The past decade has seen GPU arithmetic power surge dramatically, with teraFLOP counts climbing super‑exponentially. In contrast, high‑bandwidth memory (HBM) improvements have been modest, roughly linear. This divergence creates a classic "memory wall" where the processor’s compute units sit idle, waiting for data from DRAM. The Roofline performance model visualizes this gap: workloads with low arithmetic intensity fall on the memory‑bound slope, capping speedups regardless of raw FLOP increases. Recognizing where a model sits on this curve is the first step toward realistic performance expectations.

For AI practitioners, the practical implication is clear: before allocating budget for newer GPUs, teams must profile the memory bandwidth demands of their pipelines. Data‑loading strategies, tensor layout, and kernel fusion can dramatically raise arithmetic intensity, shifting workloads toward the compute‑bound region where additional FLOPs translate into real throughput gains. Techniques such as mixed‑precision training, activation checkpointing, and on‑GPU data preprocessing reduce the volume of data shuttled between DRAM and SMs, unlocking the latent power of modern accelerators like the H100.

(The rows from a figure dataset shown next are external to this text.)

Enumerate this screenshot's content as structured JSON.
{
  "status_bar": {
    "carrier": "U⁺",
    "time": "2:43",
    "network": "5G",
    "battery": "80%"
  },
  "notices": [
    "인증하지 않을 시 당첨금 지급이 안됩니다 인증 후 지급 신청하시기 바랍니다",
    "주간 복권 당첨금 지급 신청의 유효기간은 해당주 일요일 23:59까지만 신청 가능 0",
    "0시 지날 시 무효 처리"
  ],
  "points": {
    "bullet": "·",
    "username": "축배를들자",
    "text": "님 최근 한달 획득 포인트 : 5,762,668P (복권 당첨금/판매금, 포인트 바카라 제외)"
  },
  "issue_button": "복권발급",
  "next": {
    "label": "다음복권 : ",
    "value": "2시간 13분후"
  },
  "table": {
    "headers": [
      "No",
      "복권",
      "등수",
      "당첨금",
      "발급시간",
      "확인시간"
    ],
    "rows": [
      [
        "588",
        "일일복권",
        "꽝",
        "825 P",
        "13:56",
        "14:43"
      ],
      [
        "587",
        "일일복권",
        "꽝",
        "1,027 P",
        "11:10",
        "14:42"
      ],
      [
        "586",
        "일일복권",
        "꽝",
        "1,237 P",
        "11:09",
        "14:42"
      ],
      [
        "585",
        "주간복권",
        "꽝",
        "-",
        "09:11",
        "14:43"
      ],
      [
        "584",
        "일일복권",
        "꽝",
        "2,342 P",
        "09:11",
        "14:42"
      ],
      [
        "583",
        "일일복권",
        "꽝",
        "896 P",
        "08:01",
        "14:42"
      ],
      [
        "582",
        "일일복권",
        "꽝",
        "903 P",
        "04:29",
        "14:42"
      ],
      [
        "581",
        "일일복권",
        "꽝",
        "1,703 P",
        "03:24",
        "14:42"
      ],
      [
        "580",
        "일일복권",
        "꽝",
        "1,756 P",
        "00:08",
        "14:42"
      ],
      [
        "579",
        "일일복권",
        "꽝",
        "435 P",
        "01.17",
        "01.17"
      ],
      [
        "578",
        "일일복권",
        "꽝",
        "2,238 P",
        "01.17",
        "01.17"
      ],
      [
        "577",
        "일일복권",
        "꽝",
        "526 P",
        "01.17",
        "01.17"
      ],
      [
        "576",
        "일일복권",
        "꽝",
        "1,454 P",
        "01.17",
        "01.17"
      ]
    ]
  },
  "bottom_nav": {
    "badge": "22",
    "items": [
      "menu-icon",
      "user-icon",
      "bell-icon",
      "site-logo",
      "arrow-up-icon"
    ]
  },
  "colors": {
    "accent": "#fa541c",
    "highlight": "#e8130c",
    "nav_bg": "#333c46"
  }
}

Looking ahead, hardware vendors are addressing the imbalance with innovations like stacked HBM, chip‑let architectures, and tighter CPU‑GPU interconnects. However, software‑level optimizations remain indispensable. Engineers should embed memory‑profile tools into CI pipelines, benchmark with realistic batch sizes, and consider co‑designing models that are inherently memory‑efficient. By aligning compute capacity with memory throughput, organizations can achieve proportional performance gains, avoid wasteful spend, and stay competitive in the fast‑moving AI landscape.